The last fortnight proved to be a turbulent ride for investors
Indian markets plunged in line with global cues post Trump tariffs but partially rebounded on tariff pause and RBI’s rate cut
The last fortnight proved to be a turbulent ride for investors, as global markets experienced a sharp decline following U.S. President Donald Trump’s announcement of reciprocal tariffs. Citing a long list of countries he claimed were “robbing” the U.S., Trump imposed significant tariffs, including a 26 per cent tariff on Indian exports. This triggered a widespread market sell-off, with both benchmark indices and broader markets witnessing a bloodbath. Investor sentiment was rattled by looming fears of a potential U.S. economic recession, which could spill over to global economies, disrupt supply chains, and challenge sectors heavily dependent on exports.

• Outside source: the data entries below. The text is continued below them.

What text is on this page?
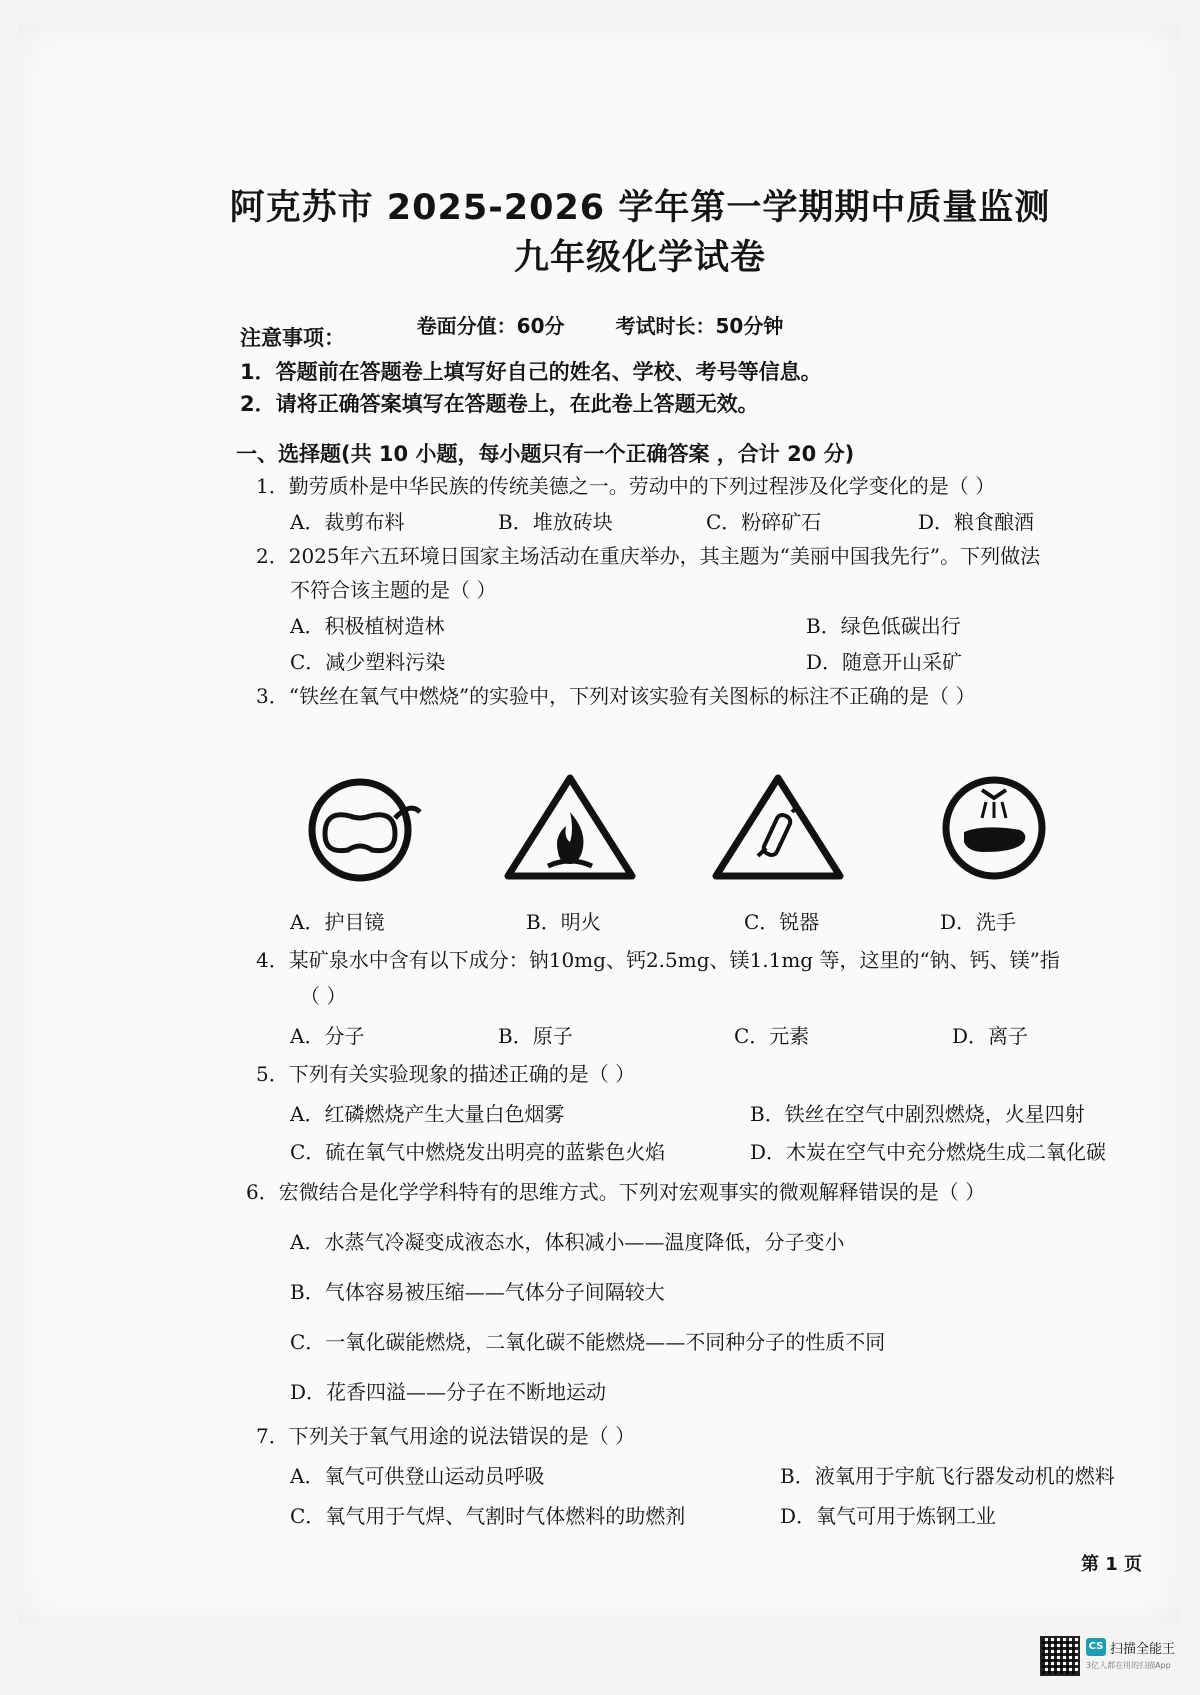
阿克苏市 2025-2026 学年第一学期期中质量监测
九年级化学试卷
卷面分值：60分	考试时长：50分钟
注意事项：
1．答题前在答题卷上填写好自己的姓名、学校、考号等信息。
2．请将正确答案填写在答题卷上，在此卷上答题无效。
一、选择题(共 10 小题，每小题只有一个正确答案 ，合计 20 分)
1．勤劳质朴是中华民族的传统美德之一。劳动中的下列过程涉及化学变化的是（ ）
A．裁剪布料	B．堆放砖块	C．粉碎矿石	D．粮食酿酒
2．2025年六五环境日国家主场活动在重庆举办，其主题为“美丽中国我先行”。下列做法
不符合该主题的是（ ）
A．积极植树造林	B．绿色低碳出行
C．减少塑料污染	D．随意开山采矿
3．“铁丝在氧气中燃烧”的实验中，下列对该实验有关图标的标注不正确的是（ ）
A．护目镜	B．明火	C．锐器	D．洗手
4．某矿泉水中含有以下成分：钠10mg、钙2.5mg、镁1.1mg 等，这里的“钠、钙、镁”指
（ ）
A．分子	B．原子	C．元素	D．离子
5．下列有关实验现象的描述正确的是（ ）
A．红磷燃烧产生大量白色烟雾	B．铁丝在空气中剧烈燃烧，火星四射
C．硫在氧气中燃烧发出明亮的蓝紫色火焰	D．木炭在空气中充分燃烧生成二氧化碳
6．宏微结合是化学学科特有的思维方式。下列对宏观事实的微观解释错误的是（ ）
A．水蒸气冷凝变成液态水，体积减小——温度降低，分子变小
B．气体容易被压缩——气体分子间隔较大
C．一氧化碳能燃烧，二氧化碳不能燃烧——不同种分子的性质不同
D．花香四溢——分子在不断地运动
7．下列关于氧气用途的说法错误的是（ ）
A．氧气可供登山运动员呼吸	B．液氧用于宇航飞行器发动机的燃料
C．氧气用于气焊、气割时气体燃料的助燃剂	D．氧气可用于炼钢工业
第 1 页
CS 扫描全能王
3亿人都在用的扫描App
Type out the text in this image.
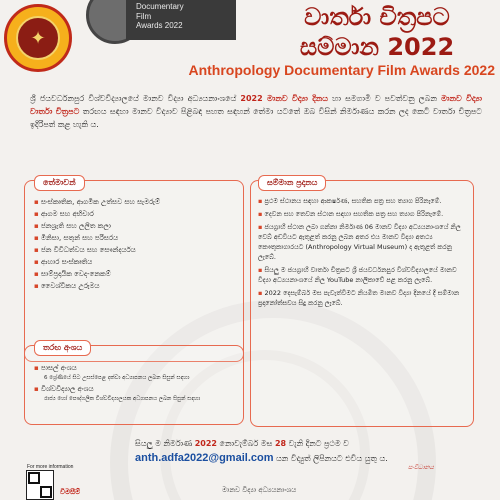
✦
Documentary
Film
Awards 2022	වාර්තා චිත්‍රපට
සම්මාන 2022
Anthropology Documentary Film Awards 2022
ශ්‍රී ජයවර්ධනපුර විශ්වවිද්‍යාලයේ මානව විද්‍යා අධ්‍යයනාංශයේ 2022 මානව විද්‍යා දිනය හා සමගාමී ව පවත්වනු ලබන මානව විද්‍යා වාර්තා චිත්‍රපට තරඟය සඳහා මානව විද්‍යාව පිළිබඳ පහත සඳහන් තේමා යටතේ ඔබ විසින් නිර්මාණය කරන ලද කෙටි වාර්තා චිත්‍රපට ඉදිරිපත් කළ හැකි ය.
තේමාවන්
▪ සංස්කෘතික, ආගමික උත්සව සහ සැමරුම්
▪ ආගම සහ අභිචාර
▪ ජනශ්‍රැති සහ ලලිත කලා
▪ මිනිසා, සතුන් සහ පරිසරය
▪ ජන විවිධත්වය සහ සෞන්දර්යය
▪ ආහාර සංස්කෘතිය
▪ සාම්ප්‍රදායික වෙද-නෙකම්
▪ වෛශ්විකය උරුමය
සම්මාන ප්‍රදානය
▪ ප්‍රථම ස්ථානය සඳහා ආකර්ෂණ, සහතික පත්‍ර සහ ත්‍යාග පිරිනැමේ.
▪ දෙවන සහ තෙවන ස්ථාන සඳහා සහතික පත්‍ර සහ ත්‍යාග පිරිනැමේ.
▪ ජයග්‍රාහී ස්ථාන ලබා ගන්නා නිර්මාණ 06 මානව විද්‍යා අධ්‍යයනාංශයේ නිල වෙබ් අඩවියට ඇතුළත් කරනු ලබන අතර එය මානව විද්‍යා අතථ්‍ය කෞතුකාගාරයට (Anthropology Virtual Museum) ද ඇතුළත් කරනු ලැබේ.
▪ සියලු ම ජයග්‍රාහී වාර්තා චිත්‍රපට ශ්‍රී ජයවර්ධනපුර විශ්වවිද්‍යාලයේ මානව විද්‍යා අධ්‍යයනාංශයේ නිල YouTube නාලිකාවේ පළ කරනු ලැබේ.
▪ 2022 දෙසැම්බර් මස පැවැත්වීමට නියමිත මානව විද්‍යා දිනයේ දී සම්මාන ප්‍රදානෝත්සවය සිදු කරනු ලැබේ.
තරඟ අංශය
▪ පාසල් අංශය
6 ශ්‍රේණියේ සිට උසස්පෙළ දක්වා අධ්‍යාපනය ලබන සිසුන් සඳහා
▪ විශ්වවිද්‍යාල අංශය
රාජ්‍ය හෝ පෞද්ගලික විශ්වවිද්‍යාලයක අධ්‍යාපනය ලබන සිසුන් සඳහා
සියලු ම නිර්මාණ 2022 නොවැම්බර් මස 28 වැනි දිනට ප්‍රථම ව
anth.adfa2022@gmail.com යන විද්‍යුත් ලිපිනයට එවිය යුතු ය.
For more information
විමසීම්	මානව විද්‍යා අධ්‍යයනාංශය
සංවිධානය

However, a subsequent 90-day pause on tariff implementation brought relief. Markets rebounded strongly, reversing a large portion of earlier losses. Interestingly, Indian indices, which had been under pressure for an extended period, displayed relatively muted reactions—both in terms of downside and recovery—compared to global counterparts. Frontline indices BSE Sensex and Nifty 50 managed to contain their fortnightly losses to around 3 per cent. Reflecting the market weakness, the BSE Mid-Cap Index also registered a similar decline of 3 per cent. Surprisingly, the BSE Small-Cap Index fared relatively better, limiting its losses to just 1.8 per cent during the same period.

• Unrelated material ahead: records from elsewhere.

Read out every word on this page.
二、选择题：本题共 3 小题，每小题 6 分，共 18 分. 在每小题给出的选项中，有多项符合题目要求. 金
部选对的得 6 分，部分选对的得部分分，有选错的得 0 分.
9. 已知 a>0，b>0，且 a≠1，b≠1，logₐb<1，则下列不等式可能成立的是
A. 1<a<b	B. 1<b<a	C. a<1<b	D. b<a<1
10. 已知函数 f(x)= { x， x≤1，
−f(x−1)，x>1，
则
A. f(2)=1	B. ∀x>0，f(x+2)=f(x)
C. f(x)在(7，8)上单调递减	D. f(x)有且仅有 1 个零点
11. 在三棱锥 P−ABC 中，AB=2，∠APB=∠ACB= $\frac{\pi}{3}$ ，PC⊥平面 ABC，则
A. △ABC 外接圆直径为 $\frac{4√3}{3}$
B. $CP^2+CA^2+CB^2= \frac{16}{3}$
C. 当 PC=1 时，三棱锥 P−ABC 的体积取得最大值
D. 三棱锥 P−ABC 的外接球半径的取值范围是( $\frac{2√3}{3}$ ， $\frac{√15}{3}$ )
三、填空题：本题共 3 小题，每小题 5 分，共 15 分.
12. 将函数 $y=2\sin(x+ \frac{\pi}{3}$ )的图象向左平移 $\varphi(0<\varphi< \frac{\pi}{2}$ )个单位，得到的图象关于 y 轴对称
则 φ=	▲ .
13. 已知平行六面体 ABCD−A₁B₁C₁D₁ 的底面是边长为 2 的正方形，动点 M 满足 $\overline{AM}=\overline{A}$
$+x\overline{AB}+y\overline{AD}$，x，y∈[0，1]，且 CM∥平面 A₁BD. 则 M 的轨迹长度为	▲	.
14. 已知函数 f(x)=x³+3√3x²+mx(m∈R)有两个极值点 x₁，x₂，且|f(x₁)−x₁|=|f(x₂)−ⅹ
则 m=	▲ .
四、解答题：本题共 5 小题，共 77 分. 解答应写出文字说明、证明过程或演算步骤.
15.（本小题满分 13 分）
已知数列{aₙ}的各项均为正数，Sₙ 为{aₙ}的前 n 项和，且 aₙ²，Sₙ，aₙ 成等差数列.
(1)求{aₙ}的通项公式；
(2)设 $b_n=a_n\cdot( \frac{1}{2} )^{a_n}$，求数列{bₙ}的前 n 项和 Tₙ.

The factors that had been weighing down domestic markets appear to be easing. Inflation, one of the key concerns, has softened and now falls within the RBI’s target range. This development has paved the way for the Reserve Bank of India’s Monetary Policy Committee (MPC) to take a supportive stance. In a unanimous decision, the MPC opted to reduce the policy repo rate by 25 basis points, bringing it down to 6 per cent. The rate cut decision sparked renewed optimism in the FMCG sector, propelling the BSE Fast Moving Consumer Goods (FMCG) Index to become the only sectoral index to end the fortnight in the green.
It climbed nearly 5 per cent within just three trading sessions. In contrast, all other sectoral indices closed in the red, with information technology, metals, and real estate sectors bearing the brunt of the damage. During the fortnight, the BSE Information Technology Index recorded the steepest decline, plunging by nearly 11 per cent. The sharp correction mirrored the sell-off on Wall Street, as growing concerns over a potential recession, project delays, margin pressure, and looming risks to U.S. software exports—stemming from possible retaliatory measures by other nations—dampened investor sentiment across the sector.
The Q4FY25 earnings season kicked off with IT industry leader Tata Consultancy Services reporting subdued growth, muted hiring trends, and cautious management commentary. As more companies prepare to announce their results, these earnings will play a crucial role in shaping market direction and guiding investor sentiment in the coming weeks.